Una statua chiamata "angelo triste" è stata collocata fuori da una scuola di medicina a San Pietroburgo per onorare le dozzine di medici e operatori sanitari russi che sono morti di COVID-19. Il morbo in Russia miete oltre mille vittime al giorno e viaggia al ritmo di 40mila contagi ogni 24 ore; per questo fino al 7 novembre il Paese sarà confinato, aperti solo farmacie ed alimentari.

A San Pietroburgo un abitante su 7 ha contratto il virus e lo stesso scultore autore dell'angelo triste, Roman Shustrov, è morto di COVID nel maggio 2020. Con lui tanti medici . Vladimir Sulima, dottore, racconta il loro umore: "Tutti noi abbiamo presto realizzato che era l'inizio di una guerra per i sanitari. E una guerra chiede eroi, quelli che combattono per primi. Tra questi Sergei, un'anestesista morto per Covid. Non era l'uomo più in salute ma era il più coraggioso e onesto".

Come lui tanti altri, ancora oggi sono a rischio in un Paese in cui il tasso di vaccinazione è scarso.

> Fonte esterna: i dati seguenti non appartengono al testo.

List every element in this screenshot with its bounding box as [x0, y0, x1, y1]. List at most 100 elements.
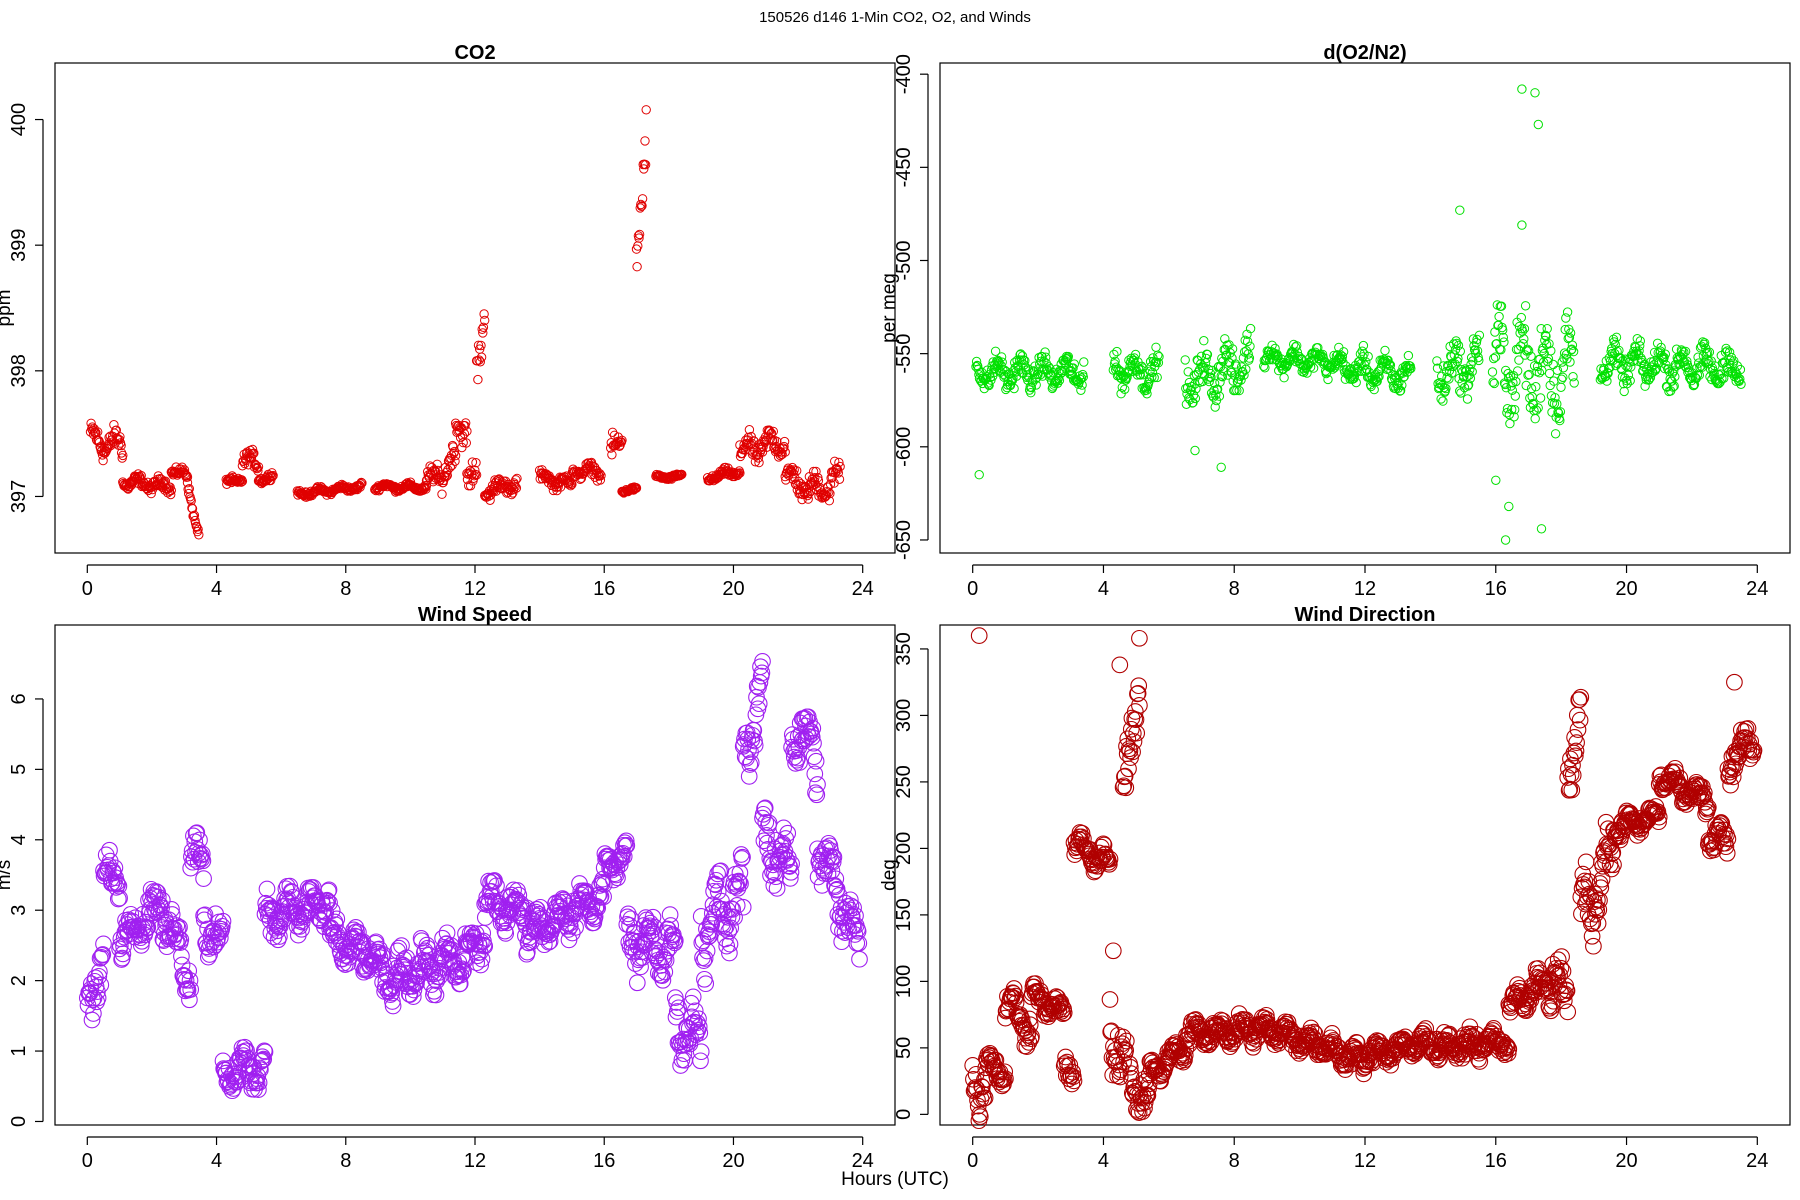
data-point: [1670, 372, 1680, 382]
data-point: [742, 754, 760, 772]
data-point: [462, 426, 472, 436]
data-point: [1618, 379, 1629, 389]
data-point: [173, 956, 191, 974]
data-point: [1356, 366, 1367, 376]
data-point: [563, 924, 581, 942]
data-point: [196, 906, 214, 924]
data-point: [781, 475, 791, 485]
data-point: [823, 862, 841, 880]
data-point: [1489, 378, 1500, 389]
figure-title: 150526 d146 1-Min CO2, O2, and Winds: [759, 9, 1031, 26]
data-point: [1294, 351, 1304, 362]
data-point: [576, 883, 594, 901]
data-point: [441, 472, 451, 482]
data-point: [824, 496, 834, 506]
data-point: [1124, 355, 1134, 365]
data-point: [471, 937, 488, 954]
data-point: [721, 944, 738, 962]
data-point: [1513, 366, 1523, 376]
y-tick-label: 250: [893, 765, 915, 798]
data-point: [1533, 403, 1543, 413]
shared-x-axis-label: Hours (UTC): [841, 1169, 949, 1190]
data-point: [92, 976, 110, 994]
data-point: [833, 468, 843, 478]
data-point: [90, 967, 108, 985]
data-point: [109, 890, 127, 908]
data-point: [1097, 848, 1115, 866]
data-point: [816, 862, 834, 880]
y-tick-label: 0: [8, 1116, 30, 1127]
data-point: [971, 1108, 989, 1125]
data-point: [1499, 337, 1509, 347]
data-point: [1720, 347, 1731, 357]
data-point: [1114, 1028, 1132, 1046]
data-point: [1191, 384, 1201, 394]
data-point: [1242, 336, 1253, 347]
data-point: [758, 442, 768, 452]
data-point: [1472, 346, 1483, 356]
data-point: [185, 827, 202, 845]
data-point: [1567, 344, 1577, 354]
data-point: [745, 445, 755, 455]
data-point: [1096, 846, 1114, 864]
data-point: [1398, 372, 1409, 382]
data-point: [442, 467, 452, 477]
data-point: [1351, 377, 1361, 388]
data-point: [1209, 378, 1220, 388]
data-point: [1609, 337, 1619, 347]
data-point: [991, 1063, 1009, 1081]
data-point: [384, 997, 402, 1015]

Galina Artyomenko, giornalista, fa un appello a che si dimentichi: "la guerra del vaccino, si vada oltre la politica; bisogna poi riconoscere i vaccini bilateralmente, permettere alla gente di scegliere il vaccino. Sono sicura che se i sieri di altri Paesi venissero riconosciuti in Russia avremmo più vaccinati".

Oggi in Russia nonostante la produzione nei confini nazionali del vaccino Sputnik il tasso di vaccinazione è di appena il 32 % e il Covid 19 ha fatto ormai 230mila morti, più che in ogni altro Paese europeo.